On the basis of the WHO PanNET grading classification, the mitotic count and Ki-67 proliferation index have been recognized as critical pathological parameters (7,8). PanNETs are classified as G1 if they have a mitotic count <2 per 10 HPFs and/or a Ki-67 index <2%, as G2 if they have a mitotic count of 2–20 per 10 HPFs and/or a Ki-67 index of 3–20%, and as NEC if they have a mitotic count >20 per 10 HPFs and/or a Ki-67 index >20%. Higher Ki-67 labeling index values are associated with high-grade malignancy. The present study additionally showed that ADC value is also associated with histopathological factors, including mitotic count and Ki-67 proliferation index.

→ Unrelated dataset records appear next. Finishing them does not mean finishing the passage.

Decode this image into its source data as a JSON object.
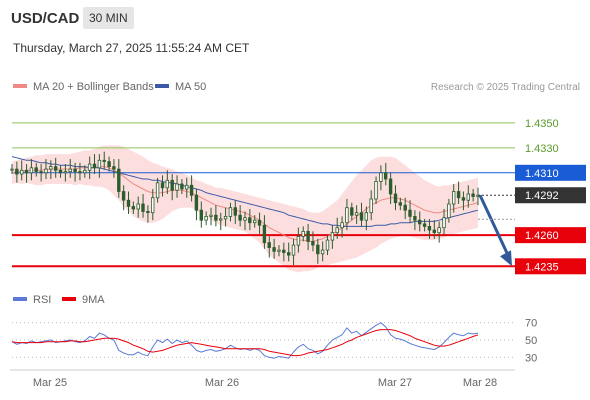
{
  "header": {
    "pair": "USD/CAD",
    "timeframe": "30 MIN",
    "datetime": "Thursday, March 27, 2025 11:55:24 AM CET"
  },
  "legend": {
    "ma20": "MA 20 + Bollinger Bands",
    "ma50": "MA 50",
    "copyright": "Research © 2025 Trading Central"
  },
  "rsi_legend": {
    "rsi": "RSI",
    "ma9": "9MA"
  },
  "colors": {
    "resistance_green": "#8fc45a",
    "pivot_blue": "#1a5bd6",
    "support_red": "#e8000b",
    "ma20": "#f08a84",
    "band_fill": "#fbd3d3",
    "ma50": "#3b5aa5",
    "candle": "#2d5c2d",
    "arrow": "#2f5a97",
    "last_price": "#333333"
  },
  "chart_data": [
    {
      "type": "candlestick",
      "ylim": [
        1.422,
        1.437
      ],
      "x_ticks": [
        "Mar 25",
        "Mar 26",
        "Mar 27",
        "Mar 28"
      ],
      "levels": [
        {
          "label": "1.4350",
          "value": 1.435,
          "kind": "resistance"
        },
        {
          "label": "1.4330",
          "value": 1.433,
          "kind": "resistance"
        },
        {
          "label": "1.4310",
          "value": 1.431,
          "kind": "pivot"
        },
        {
          "label": "1.4260",
          "value": 1.426,
          "kind": "support"
        },
        {
          "label": "1.4235",
          "value": 1.4235,
          "kind": "support"
        }
      ],
      "last_price": {
        "label": "1.4292",
        "value": 1.4292
      },
      "close": [
        1.4313,
        1.4309,
        1.4312,
        1.431,
        1.4314,
        1.4311,
        1.431,
        1.4313,
        1.4315,
        1.4312,
        1.431,
        1.4311,
        1.4313,
        1.4311,
        1.431,
        1.4312,
        1.4317,
        1.4314,
        1.432,
        1.4319,
        1.4315,
        1.4313,
        1.4295,
        1.4288,
        1.4283,
        1.4281,
        1.4285,
        1.4279,
        1.4278,
        1.429,
        1.4302,
        1.4298,
        1.4304,
        1.4296,
        1.4301,
        1.4297,
        1.43,
        1.4292,
        1.428,
        1.4272,
        1.4275,
        1.4276,
        1.4272,
        1.4273,
        1.4275,
        1.4282,
        1.4276,
        1.4272,
        1.4274,
        1.427,
        1.4272,
        1.4268,
        1.4254,
        1.425,
        1.4247,
        1.4248,
        1.4246,
        1.4244,
        1.4252,
        1.4259,
        1.4263,
        1.4255,
        1.4252,
        1.4245,
        1.4248,
        1.4256,
        1.4262,
        1.4266,
        1.427,
        1.4282,
        1.4276,
        1.4278,
        1.4272,
        1.4278,
        1.4289,
        1.4303,
        1.431,
        1.4305,
        1.4293,
        1.4286,
        1.4284,
        1.428,
        1.4275,
        1.4272,
        1.4269,
        1.4267,
        1.4264,
        1.4262,
        1.4266,
        1.4274,
        1.4285,
        1.4295,
        1.429,
        1.4288,
        1.4293,
        1.4291,
        1.4292
      ],
      "ma20": [
        1.431,
        1.4311,
        1.4311,
        1.4312,
        1.4312,
        1.4312,
        1.4312,
        1.4313,
        1.4313,
        1.4313,
        1.4313,
        1.4313,
        1.4313,
        1.4313,
        1.4314,
        1.4314,
        1.4314,
        1.4314,
        1.4315,
        1.4315,
        1.4314,
        1.4312,
        1.431,
        1.4307,
        1.4304,
        1.4301,
        1.4299,
        1.4297,
        1.4295,
        1.4294,
        1.4294,
        1.4294,
        1.4295,
        1.4296,
        1.4296,
        1.4296,
        1.4295,
        1.4294,
        1.4292,
        1.429,
        1.4288,
        1.4286,
        1.4284,
        1.4283,
        1.4282,
        1.4281,
        1.428,
        1.4279,
        1.4278,
        1.4276,
        1.4274,
        1.4272,
        1.4269,
        1.4266,
        1.4264,
        1.4262,
        1.426,
        1.4258,
        1.4257,
        1.4256,
        1.4256,
        1.4255,
        1.4255,
        1.4256,
        1.4257,
        1.4259,
        1.4261,
        1.4263,
        1.4266,
        1.4269,
        1.4272,
        1.4275,
        1.4278,
        1.4281,
        1.4284,
        1.4286,
        1.4288,
        1.4289,
        1.429,
        1.429,
        1.4289,
        1.4288,
        1.4286,
        1.4284,
        1.4282,
        1.428,
        1.4279,
        1.4278,
        1.4278,
        1.4279,
        1.428,
        1.4281,
        1.4282,
        1.4283,
        1.4284,
        1.4285,
        1.4286
      ],
      "band_width": [
        0.0009,
        0.0009,
        0.001,
        0.001,
        0.0011,
        0.0012,
        0.0012,
        0.0012,
        0.0012,
        0.0012,
        0.0012,
        0.0012,
        0.0012,
        0.0013,
        0.0013,
        0.0014,
        0.0014,
        0.0015,
        0.0016,
        0.0017,
        0.0018,
        0.002,
        0.0022,
        0.0024,
        0.0025,
        0.0026,
        0.0026,
        0.0026,
        0.0025,
        0.0024,
        0.0023,
        0.0021,
        0.0019,
        0.0017,
        0.0015,
        0.0014,
        0.0013,
        0.0012,
        0.0012,
        0.0013,
        0.0013,
        0.0014,
        0.0014,
        0.0015,
        0.0015,
        0.0015,
        0.0015,
        0.0015,
        0.0015,
        0.0016,
        0.0017,
        0.0018,
        0.002,
        0.0022,
        0.0023,
        0.0024,
        0.0025,
        0.0026,
        0.0026,
        0.0026,
        0.0025,
        0.0024,
        0.0023,
        0.0022,
        0.0022,
        0.0023,
        0.0024,
        0.0025,
        0.0027,
        0.0029,
        0.0031,
        0.0033,
        0.0034,
        0.0035,
        0.0036,
        0.0036,
        0.0035,
        0.0034,
        0.0033,
        0.0032,
        0.003,
        0.0028,
        0.0027,
        0.0026,
        0.0025,
        0.0024,
        0.0023,
        0.0022,
        0.0021,
        0.0021,
        0.002,
        0.002,
        0.002,
        0.002,
        0.002,
        0.002,
        0.002
      ],
      "ma50": [
        1.4323,
        1.4322,
        1.4321,
        1.432,
        1.432,
        1.4319,
        1.4318,
        1.4318,
        1.4317,
        1.4317,
        1.4316,
        1.4316,
        1.4316,
        1.4315,
        1.4315,
        1.4315,
        1.4314,
        1.4314,
        1.4314,
        1.4313,
        1.4312,
        1.4311,
        1.431,
        1.4309,
        1.4308,
        1.4307,
        1.4306,
        1.4305,
        1.4305,
        1.4304,
        1.4304,
        1.4303,
        1.4302,
        1.4302,
        1.4301,
        1.43,
        1.4299,
        1.4298,
        1.4297,
        1.4296,
        1.4294,
        1.4293,
        1.4292,
        1.4291,
        1.429,
        1.4289,
        1.4288,
        1.4287,
        1.4286,
        1.4285,
        1.4284,
        1.4283,
        1.4282,
        1.4281,
        1.428,
        1.4279,
        1.4278,
        1.4276,
        1.4275,
        1.4274,
        1.4273,
        1.4272,
        1.4271,
        1.427,
        1.4269,
        1.4269,
        1.4268,
        1.4268,
        1.4267,
        1.4267,
        1.4267,
        1.4267,
        1.4267,
        1.4267,
        1.4267,
        1.4268,
        1.4268,
        1.4268,
        1.4269,
        1.4269,
        1.427,
        1.427,
        1.427,
        1.4271,
        1.4271,
        1.4271,
        1.4271,
        1.4271,
        1.4272,
        1.4273,
        1.4274,
        1.4275,
        1.4276,
        1.4277,
        1.4278,
        1.4279,
        1.428
      ],
      "forecast": {
        "from": 1.4292,
        "to": 1.4235
      }
    },
    {
      "type": "line",
      "yticks": [
        70,
        50,
        30
      ],
      "ylim": [
        20,
        80
      ],
      "rsi": [
        48,
        45,
        47,
        46,
        49,
        47,
        48,
        49,
        50,
        47,
        48,
        49,
        50,
        48,
        47,
        49,
        54,
        52,
        58,
        56,
        52,
        50,
        38,
        35,
        33,
        33,
        36,
        33,
        32,
        42,
        50,
        47,
        51,
        46,
        50,
        47,
        49,
        44,
        38,
        36,
        38,
        39,
        37,
        38,
        40,
        44,
        41,
        39,
        40,
        38,
        40,
        38,
        32,
        30,
        29,
        31,
        30,
        29,
        36,
        42,
        45,
        40,
        38,
        34,
        37,
        44,
        50,
        53,
        56,
        64,
        58,
        60,
        55,
        59,
        63,
        67,
        70,
        65,
        56,
        52,
        51,
        49,
        46,
        44,
        42,
        41,
        40,
        39,
        42,
        47,
        53,
        58,
        56,
        55,
        58,
        57,
        58
      ],
      "ma9": [
        48,
        47,
        47,
        47,
        47,
        47,
        47,
        48,
        48,
        48,
        48,
        48,
        49,
        49,
        48,
        48,
        49,
        50,
        51,
        52,
        52,
        52,
        51,
        49,
        47,
        44,
        42,
        40,
        37,
        36,
        37,
        38,
        40,
        42,
        44,
        45,
        46,
        47,
        46,
        45,
        44,
        43,
        42,
        41,
        40,
        40,
        40,
        40,
        40,
        40,
        40,
        40,
        39,
        37,
        36,
        35,
        34,
        33,
        32,
        32,
        33,
        35,
        36,
        37,
        38,
        39,
        41,
        43,
        45,
        48,
        50,
        53,
        55,
        57,
        59,
        61,
        62,
        62,
        62,
        61,
        59,
        57,
        55,
        52,
        50,
        48,
        46,
        44,
        43,
        43,
        44,
        46,
        48,
        50,
        52,
        54,
        56
      ]
    }
  ]
}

This study had several potential limitations. First, as PanNETs are rare, the number of patients was relatively small, particularly for the PanNET G2 patients, which may limit the statistical power. As such, further studies with large sample sizes will be required. Second, patients with NEC are not included in this study, as such tumors were considered unresectable (19). Third, as the results of ROC analysis are associated with patient population, the data may be different to other studies and therefore requires validation by future studies. Finally, as this is a retrospective study, selection bias may exist.

In conclusion, the present data demonstrated that well-differentiated PanNET with different WHO classification grades have varying ADC values. ADC value also correlates with the pathological parameters of PanNET (the mitotic count and Ki-67 index). ADC value is therefore a valuable imaging parameter in predicting WHO grade in well-differentiated PanNET.